Frederick Smock was a Kentucky poet laureate, a literary journal editor and a Bellarmine University professor whose straightforward poetry lyrically evoked the natural world.
“As soon as I met Fred Smock, then a graduate student at the University of Louisville, I knew I was in the company of a special and wonderful sensibility,” said Sena Jeter Naslund, a Hall of Fame novelist and former Kentucky poet laureate who was his teacher at U of L. “To have seen his journey as a distinguished poet, trail-breaking editor and splendid teacher has been both comforting and inspiring.”
When Smock was 6, his father moved the family from Louisville to suburban Fern Creek, where he often spent time wandering forests and fields. “I am drawn to nature,” he once said.
After Seneca High School, Smock earned a bachelor’s degree at Georgetown College and his master of arts at the University of Louisville. He did post-graduate study at the University of Arizona.
From 1985 until 1998, Smock and Sallie Bingham, the late writer and philanthropist, co-edited The American Voice, a literary journal.
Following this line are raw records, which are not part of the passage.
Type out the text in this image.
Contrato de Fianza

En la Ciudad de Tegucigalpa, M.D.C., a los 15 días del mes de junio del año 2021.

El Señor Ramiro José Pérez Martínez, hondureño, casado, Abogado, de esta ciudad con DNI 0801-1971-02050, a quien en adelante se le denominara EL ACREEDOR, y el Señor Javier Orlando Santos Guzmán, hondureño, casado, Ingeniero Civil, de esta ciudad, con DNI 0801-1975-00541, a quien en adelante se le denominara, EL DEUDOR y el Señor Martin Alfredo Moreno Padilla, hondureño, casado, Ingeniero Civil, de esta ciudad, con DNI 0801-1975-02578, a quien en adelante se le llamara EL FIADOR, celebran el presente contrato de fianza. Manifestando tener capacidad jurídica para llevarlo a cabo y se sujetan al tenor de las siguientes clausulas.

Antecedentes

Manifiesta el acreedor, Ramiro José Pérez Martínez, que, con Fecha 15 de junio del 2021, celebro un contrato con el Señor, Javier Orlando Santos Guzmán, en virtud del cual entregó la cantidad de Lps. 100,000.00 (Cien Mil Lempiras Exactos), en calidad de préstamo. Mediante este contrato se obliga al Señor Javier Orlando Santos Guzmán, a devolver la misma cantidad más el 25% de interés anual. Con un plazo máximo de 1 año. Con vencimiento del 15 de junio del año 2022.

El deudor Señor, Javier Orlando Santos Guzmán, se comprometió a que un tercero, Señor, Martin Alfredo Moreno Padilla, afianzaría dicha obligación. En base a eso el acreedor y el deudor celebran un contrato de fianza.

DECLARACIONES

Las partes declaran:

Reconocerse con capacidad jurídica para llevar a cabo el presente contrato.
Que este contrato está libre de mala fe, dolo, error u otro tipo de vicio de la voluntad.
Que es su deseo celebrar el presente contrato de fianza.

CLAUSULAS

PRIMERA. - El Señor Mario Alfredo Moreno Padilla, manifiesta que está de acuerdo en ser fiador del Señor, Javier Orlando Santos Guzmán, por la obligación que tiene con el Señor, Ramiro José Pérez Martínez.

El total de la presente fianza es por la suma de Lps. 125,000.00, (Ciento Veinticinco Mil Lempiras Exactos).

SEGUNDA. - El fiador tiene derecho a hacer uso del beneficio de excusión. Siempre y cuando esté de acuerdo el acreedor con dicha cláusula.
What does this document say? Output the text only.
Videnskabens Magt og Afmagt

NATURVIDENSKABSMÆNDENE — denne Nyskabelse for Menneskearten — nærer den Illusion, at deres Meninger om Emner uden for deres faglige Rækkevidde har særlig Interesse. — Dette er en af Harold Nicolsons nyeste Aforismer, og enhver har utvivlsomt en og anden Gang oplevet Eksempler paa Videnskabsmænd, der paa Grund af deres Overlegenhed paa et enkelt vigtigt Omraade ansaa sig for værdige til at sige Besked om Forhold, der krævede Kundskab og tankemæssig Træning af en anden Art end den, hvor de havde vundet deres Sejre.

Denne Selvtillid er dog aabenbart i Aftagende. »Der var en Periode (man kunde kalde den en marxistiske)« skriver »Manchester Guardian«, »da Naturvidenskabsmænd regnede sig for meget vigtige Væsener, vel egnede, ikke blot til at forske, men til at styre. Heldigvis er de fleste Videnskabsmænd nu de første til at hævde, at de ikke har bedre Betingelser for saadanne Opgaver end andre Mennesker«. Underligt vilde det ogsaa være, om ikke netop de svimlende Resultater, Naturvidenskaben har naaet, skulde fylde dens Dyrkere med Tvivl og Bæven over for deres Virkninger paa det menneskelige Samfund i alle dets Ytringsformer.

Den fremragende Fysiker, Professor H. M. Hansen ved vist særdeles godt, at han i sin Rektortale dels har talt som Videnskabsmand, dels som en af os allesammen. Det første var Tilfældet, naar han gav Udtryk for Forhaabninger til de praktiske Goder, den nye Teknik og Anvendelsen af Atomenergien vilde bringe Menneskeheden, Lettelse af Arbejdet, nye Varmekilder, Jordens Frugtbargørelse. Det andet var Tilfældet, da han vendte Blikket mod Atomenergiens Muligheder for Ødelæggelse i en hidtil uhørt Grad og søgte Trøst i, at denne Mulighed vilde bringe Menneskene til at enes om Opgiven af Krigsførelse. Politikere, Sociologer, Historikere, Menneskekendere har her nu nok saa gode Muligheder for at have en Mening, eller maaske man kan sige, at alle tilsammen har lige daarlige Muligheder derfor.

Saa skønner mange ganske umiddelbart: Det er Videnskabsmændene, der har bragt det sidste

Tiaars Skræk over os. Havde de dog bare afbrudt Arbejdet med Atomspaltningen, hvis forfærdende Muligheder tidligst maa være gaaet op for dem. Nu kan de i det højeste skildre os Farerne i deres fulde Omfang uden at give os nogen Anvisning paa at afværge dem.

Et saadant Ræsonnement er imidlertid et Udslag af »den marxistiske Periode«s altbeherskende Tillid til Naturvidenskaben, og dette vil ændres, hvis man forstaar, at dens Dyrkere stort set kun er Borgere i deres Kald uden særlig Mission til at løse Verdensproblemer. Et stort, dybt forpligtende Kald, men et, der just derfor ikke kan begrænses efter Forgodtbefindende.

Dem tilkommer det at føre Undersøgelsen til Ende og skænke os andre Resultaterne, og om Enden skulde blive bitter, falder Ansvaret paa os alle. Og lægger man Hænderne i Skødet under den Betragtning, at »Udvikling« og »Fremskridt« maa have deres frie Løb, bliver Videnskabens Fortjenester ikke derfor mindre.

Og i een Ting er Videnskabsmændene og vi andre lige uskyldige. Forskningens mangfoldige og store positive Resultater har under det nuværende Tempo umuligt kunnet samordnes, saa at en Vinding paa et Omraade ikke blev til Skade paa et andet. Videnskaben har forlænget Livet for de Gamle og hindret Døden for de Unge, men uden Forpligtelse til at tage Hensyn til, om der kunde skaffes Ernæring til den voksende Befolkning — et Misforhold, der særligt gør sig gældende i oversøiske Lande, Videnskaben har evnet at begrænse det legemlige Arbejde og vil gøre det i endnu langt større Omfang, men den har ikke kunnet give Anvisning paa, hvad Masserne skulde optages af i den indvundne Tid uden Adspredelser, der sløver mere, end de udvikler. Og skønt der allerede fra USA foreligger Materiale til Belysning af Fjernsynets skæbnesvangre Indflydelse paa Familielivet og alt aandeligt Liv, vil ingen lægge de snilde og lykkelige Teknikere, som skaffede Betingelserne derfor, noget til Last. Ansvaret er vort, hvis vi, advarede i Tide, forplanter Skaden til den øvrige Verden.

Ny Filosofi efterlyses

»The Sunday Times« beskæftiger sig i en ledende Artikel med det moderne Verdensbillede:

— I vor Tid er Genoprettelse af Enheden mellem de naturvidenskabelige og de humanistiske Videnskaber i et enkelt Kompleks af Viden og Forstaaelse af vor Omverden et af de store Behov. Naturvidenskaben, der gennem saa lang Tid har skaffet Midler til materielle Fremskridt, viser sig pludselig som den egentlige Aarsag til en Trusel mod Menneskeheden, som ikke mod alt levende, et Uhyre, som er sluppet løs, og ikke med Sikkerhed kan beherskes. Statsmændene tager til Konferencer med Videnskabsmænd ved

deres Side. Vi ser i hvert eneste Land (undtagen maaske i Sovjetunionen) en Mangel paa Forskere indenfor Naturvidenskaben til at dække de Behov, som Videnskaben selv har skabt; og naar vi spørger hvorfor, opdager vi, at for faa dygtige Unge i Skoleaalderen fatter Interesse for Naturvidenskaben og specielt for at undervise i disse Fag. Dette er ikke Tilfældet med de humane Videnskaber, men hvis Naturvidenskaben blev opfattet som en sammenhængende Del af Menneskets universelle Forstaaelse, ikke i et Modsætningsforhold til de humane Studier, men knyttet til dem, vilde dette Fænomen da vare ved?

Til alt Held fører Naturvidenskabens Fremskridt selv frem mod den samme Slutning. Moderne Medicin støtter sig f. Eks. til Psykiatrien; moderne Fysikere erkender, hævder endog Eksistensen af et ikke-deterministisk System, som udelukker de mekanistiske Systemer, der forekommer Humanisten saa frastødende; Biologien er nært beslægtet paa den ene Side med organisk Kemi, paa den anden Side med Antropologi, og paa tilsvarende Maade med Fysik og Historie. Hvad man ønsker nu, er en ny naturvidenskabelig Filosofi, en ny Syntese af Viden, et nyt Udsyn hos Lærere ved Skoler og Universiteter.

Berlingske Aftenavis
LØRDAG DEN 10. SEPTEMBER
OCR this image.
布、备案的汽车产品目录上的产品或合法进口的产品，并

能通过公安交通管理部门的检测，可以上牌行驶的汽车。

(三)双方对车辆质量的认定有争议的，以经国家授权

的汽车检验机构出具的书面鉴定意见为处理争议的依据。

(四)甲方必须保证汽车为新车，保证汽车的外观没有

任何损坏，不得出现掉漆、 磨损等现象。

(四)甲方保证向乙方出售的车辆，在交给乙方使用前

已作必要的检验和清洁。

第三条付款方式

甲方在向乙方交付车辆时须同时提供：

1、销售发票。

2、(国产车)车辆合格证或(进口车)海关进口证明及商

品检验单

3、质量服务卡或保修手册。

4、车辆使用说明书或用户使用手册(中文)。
He later joined Bellarmine University, teaching English and creative writing. He was appointed Kentucky Poet Laureate for 2017-2018.
“As Poet Laureate, Fred’s intent was to bring poetry to as broad an audience as possible, and he did that by simply reading and talking about poems, and reminding listeners of the joy in sound, rhythm, and rhyme that we have as children,” said George Ella Lyon, another former Kentucky poet laureate and Hall of Fame member.
In addition to poetry collections, Smock published poems in many prominent literary journals, including The Southern Review, The Iowa Review, The Hudson Review, Poetry East, Ars-Interpres (Sweden), The Georgetown Review and Olivier (Argentina).
Major Works:
Gardencourt (1997)
The Good Life (2000)
Guest House (2003)
Poetry & Compassion: Essays on Arts and Craft (2006)
Pax Intrantibus: A Meditation on the Poetry of Thomas Merton (2007)
Craft-Talk: On Writing Poetry (2008)
The Blue Hour (2010)
The Bounteous World (2013)
Major Awards:
Wilson Wyatt Faculty Award at Bellarmine University (2005)
Al Smith Fellowship in Poetry from the Kentucky Arts Council
Jim Wayne Miller Prize for Poetry from Western Kentucky University.